The general glared the ordinary adult level of indignation at kids who managed to grow up, apparently in an instant, while a person's attention had been focused elsewhere.
"It's a natural tie," Don Francisco commented. "Already friends. Already established, so not obvious."
Hesse-Rotenburg nodded. "It would certainly be far less conspicuous than for Stone to be reporting to one of the SoTF administrative offices regularly."
Cory Joe shrugged. "Not really, Sir. Ron is normally in and out of the administration building two or three times a week. After all, he's managing the local end of the Farbenwerke. His normal business tends to take him into the various corners of economic resources quite a bit. Talking to people like Noelle Stull and Eddie Junker."
Again, Don Francisco had to suppress a smile. He had found it convenient to bestow those portions of his Grantville operations that weren't precisely police business in among the accountants and auditors, who always had a legitimate reason to be nosy. "Speaking of Noelle, while she is on my mind, do you know a young woman named Denise Beasley? She wrote me a letter, recently."
Cory Joe nodded. "Buster Beasley's kid. Friend of Ron's brother Gerry. She's a pip, that one. Even if she is just sixteen."
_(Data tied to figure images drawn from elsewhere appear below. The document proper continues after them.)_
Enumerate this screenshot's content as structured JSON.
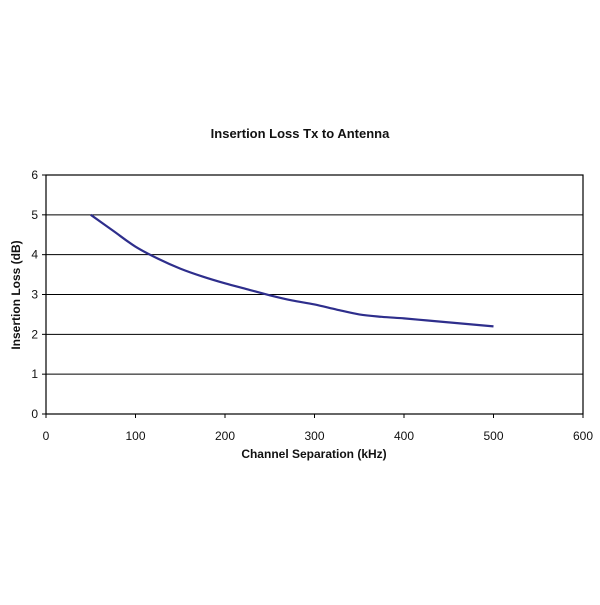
{
  "chart_data": {
    "type": "line",
    "title": "Insertion Loss Tx to Antenna",
    "xlabel": "Channel Separation (kHz)",
    "ylabel": "Insertion Loss (dB)",
    "xlim": [
      0,
      600
    ],
    "ylim": [
      0,
      6
    ],
    "xticks": [
      "0",
      "100",
      "200",
      "300",
      "400",
      "500",
      "600"
    ],
    "yticks": [
      "0",
      "1",
      "2",
      "3",
      "4",
      "5",
      "6"
    ],
    "grid": "horizontal",
    "legend": "none",
    "series": [
      {
        "color": "#2e2e8c",
        "x": [
          50,
          75,
          100,
          125,
          150,
          175,
          200,
          225,
          250,
          275,
          300,
          325,
          350,
          375,
          400,
          425,
          450,
          475,
          500
        ],
        "y": [
          5.0,
          4.6,
          4.2,
          3.9,
          3.65,
          3.45,
          3.28,
          3.13,
          2.98,
          2.85,
          2.75,
          2.62,
          2.5,
          2.44,
          2.4,
          2.35,
          2.3,
          2.25,
          2.2
        ]
      }
    ]
  }
}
"I am, I suppose, delighted to hear it." Don Francisco loved ties of blood. The interconnections among the Grantvillers had turned out to be so charmingly intricate as he came to be familiar with them. "When," he asked hopefully, "is this coupledom-if there is such a word in English-likely to become official?"
Cory Joe paused for a moment, assessing the problem. Then: "I don't think it's a sometime thing, even though they may not be sure of that themselves yet. They've done Thanksgiving dinner at Missy's grandma's house. They've done Christmas dinner at Missy's house. You already know about New Year's Eve, because Ron and I both reported on LaChapelle from our own perspectives, independently. Ron's come face to face with Vera Hudson and survived the experience. According to my sister Pam, Missy has set up a pretty effective defensive perimeter, so to speak, so things aren't likely to slide for very long."